Courts have often deferred to a doctor’s medical judgement in dismissing accusations of False Claims Act liability.
However, the U.S. Tenth Circuit Court of Appeals recently ruled that a physician’s poor medical judgment can result in liability under the act.
In Polukoff v. St. Mark’s Hospital, a whistleblower alleged that a surgeon performed unnecessary heart surgeries, while certifying to Medicare that the procedures were in fact “medically necessary.” A U.S. district court had dismissed the whistleblower’s complaint, noting that Medicare has not issued national coverage guidelines on the medical necessity of a patent foramen ovale (PFO) closure, which repairs a small hole in the heart to prevent strokes.
The district court concluded that a mere difference of opinion about medical necessity, without more, is not enough to show “falsity.” The district court also rejected the whistleblower’s reliance on the physician’s failure to follow American Heart Association guidelines, which question the efficacy of the procedure for patients with no history of prior strokes.
Although the U.S. government initially chose not to intervene in the case, it submitted an amicus brief on appeal in support of the whistleblower’s false claims case. The brief argued that for a claim to be reimbursable, it must meet the government’s definition of medically necessary as found in the Medicare Program Integrity Manual. This requires that the procedure be safe and effective, not experimental and not in excess of the patient’s medical needs.

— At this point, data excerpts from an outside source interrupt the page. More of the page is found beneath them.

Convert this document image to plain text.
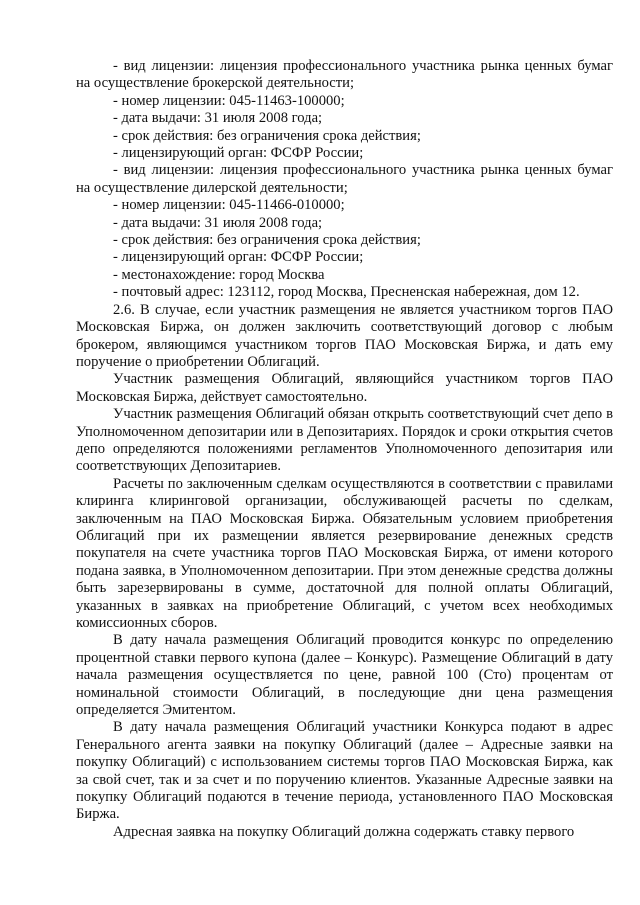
- вид лицензии: лицензия профессионального участника рынка ценных бумаг на осуществление брокерской деятельности;

- номер лицензии: 045-11463-100000;

- дата выдачи: 31 июля 2008 года;

- срок действия: без ограничения срока действия;

- лицензирующий орган: ФСФР России;

- вид лицензии: лицензия профессионального участника рынка ценных бумаг на осуществление дилерской деятельности;

- номер лицензии: 045-11466-010000;

- дата выдачи: 31 июля 2008 года;

- срок действия: без ограничения срока действия;

- лицензирующий орган: ФСФР России;

- местонахождение: город Москва

- почтовый адрес: 123112, город Москва, Пресненская набережная, дом 12.

2.6. В случае, если участник размещения не является участником торгов ПАО Московская Биржа, он должен заключить соответствующий договор с любым брокером, являющимся участником торгов ПАО Московская Биржа, и дать ему поручение о приобретении Облигаций.

Участник размещения Облигаций, являющийся участником торгов ПАО Московская Биржа, действует самостоятельно.

Участник размещения Облигаций обязан открыть соответствующий счет депо в Уполномоченном депозитарии или в Депозитариях. Порядок и сроки открытия счетов депо определяются положениями регламентов Уполномоченного депозитария или соответствующих Депозитариев.

Расчеты по заключенным сделкам осуществляются в соответствии с правилами клиринга клиринговой организации, обслуживающей расчеты по сделкам, заключенным на ПАО Московская Биржа. Обязательным условием приобретения Облигаций при их размещении является резервирование денежных средств покупателя на счете участника торгов ПАО Московская Биржа, от имени которого подана заявка, в Уполномоченном депозитарии. При этом денежные средства должны быть зарезервированы в сумме, достаточной для полной оплаты Облигаций, указанных в заявках на приобретение Облигаций, с учетом всех необходимых комиссионных сборов.

В дату начала размещения Облигаций проводится конкурс по определению процентной ставки первого купона (далее – Конкурс). Размещение Облигаций в дату начала размещения осуществляется по цене, равной 100 (Сто) процентам от номинальной стоимости Облигаций, в последующие дни цена размещения определяется Эмитентом.

В дату начала размещения Облигаций участники Конкурса подают в адрес Генерального агента заявки на покупку Облигаций (далее – Адресные заявки на покупку Облигаций) с использованием системы торгов ПАО Московская Биржа, как за свой счет, так и за счет и по поручению клиентов. Указанные Адресные заявки на покупку Облигаций подаются в течение периода, установленного ПАО Московская Биржа.

Адресная заявка на покупку Облигаций должна содержать ставку первого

The Tenth Circuit agreed. It held that a doctor’s certification to the government that a procedure is medically necessary is “false” under the FCA if facts are alleged to establish that this is “objectively false” despite the physician’s own medical judgment. Here, the whistleblower alleged that the physician performed an unusually high number of PFO closures contrary to industry and hospital guidelines, and then misrepresented the necessity for these procedures in the patients’ medical records to increase his Medicare payments. The court also kept two hospitals in the lawsuit for joining with the physician in submitting false claims. The whistleblower’s complaint alleged that the hospitals acted with falsity or reckless disregard in billing Medicare for surgeries after the physician’s medical judgment had been questioned (and reprimanded) by the medical staff of one of the hospitals.
While it is clear that the physician’s misconduct here represents the extreme case, hospitals and providers should not assume that a physician’s medical judgment will shield them from false claims liability. In matters where a physician’s medical judgment has been challenged or questioned, providers should review any related medical claims for deficiencies and possible FCA liability.